All three bills passed the Virginia House and moved to the Senate last week. A Senate committee has since rejected Del. O’Quinn’s bill.

UNDERMINING REGIONAL GREEN ENERGY DEVELOPMENT: Given the questions about cost, practicality, and safety, the governor’s choice of SMnRs as the cornerstone for future energy development in the coalfields of Southwest Virginia risks leaving residents here with nothing. This is especially worrisome as it pulls state support from proven, cheaper, and ready-to-deploy-now solar and energy storage applications.

It also redirects government resources away from homegrown economic projects, like the New Economy Program, based on cleaning up and repurposing unrestored mine lands for a burgeoning utility solar energy industry, employing local residents and adding restored land to productive purpose and to the taxbase.

Counties across eastern and Piedmont Virginia are benefitting from a property tax bonanza flowing from utility scale solar development. Coalfield counties are being told to ignore a sure solar bet and place their few economic development chips on a risky, unproven, costly, pie-in-the-sky energy prospect.
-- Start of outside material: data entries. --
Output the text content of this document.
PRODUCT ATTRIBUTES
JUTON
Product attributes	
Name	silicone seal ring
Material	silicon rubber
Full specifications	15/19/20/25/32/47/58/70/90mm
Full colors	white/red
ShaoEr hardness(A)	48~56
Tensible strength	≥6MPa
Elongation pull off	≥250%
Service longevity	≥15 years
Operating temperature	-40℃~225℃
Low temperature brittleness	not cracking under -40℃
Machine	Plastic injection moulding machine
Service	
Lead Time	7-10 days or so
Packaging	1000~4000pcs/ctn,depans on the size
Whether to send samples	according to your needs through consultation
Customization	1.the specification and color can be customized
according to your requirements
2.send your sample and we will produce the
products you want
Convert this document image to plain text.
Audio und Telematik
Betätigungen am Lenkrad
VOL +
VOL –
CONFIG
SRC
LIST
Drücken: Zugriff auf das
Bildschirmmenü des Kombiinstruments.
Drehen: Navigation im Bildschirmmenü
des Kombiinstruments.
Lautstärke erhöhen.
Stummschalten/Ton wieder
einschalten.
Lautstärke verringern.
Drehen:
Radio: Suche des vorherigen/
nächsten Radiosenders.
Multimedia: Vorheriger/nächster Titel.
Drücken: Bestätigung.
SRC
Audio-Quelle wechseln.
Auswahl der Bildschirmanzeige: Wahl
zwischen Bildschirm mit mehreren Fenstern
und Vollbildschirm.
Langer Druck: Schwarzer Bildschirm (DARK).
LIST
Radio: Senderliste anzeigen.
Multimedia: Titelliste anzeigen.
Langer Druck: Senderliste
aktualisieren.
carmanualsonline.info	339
Why should SWVA be forced to endure the burden of risky and more costly electric energy, subsidized by the state to benefit powerful corporations, which seek to exploit our region and its people? Why indeed, while the rest of Virginia benefits economically from low-cost, safe solar energy and advanced energy storage systems?

This same shell game occurred when state mining regulation allowed mountaintops to be blown away and thousands of acres of forestland despoiled. Once again, government officials are choosing to make decisions which benefit the interests of corporations outside the region instead of the people who actually live here.

Rees Shearer is a retired school counselor and community organizer who has researched and organized around regional environmental protection and clean energy issues for over 50 years. He lives with his wife Kathy in Emory, VA.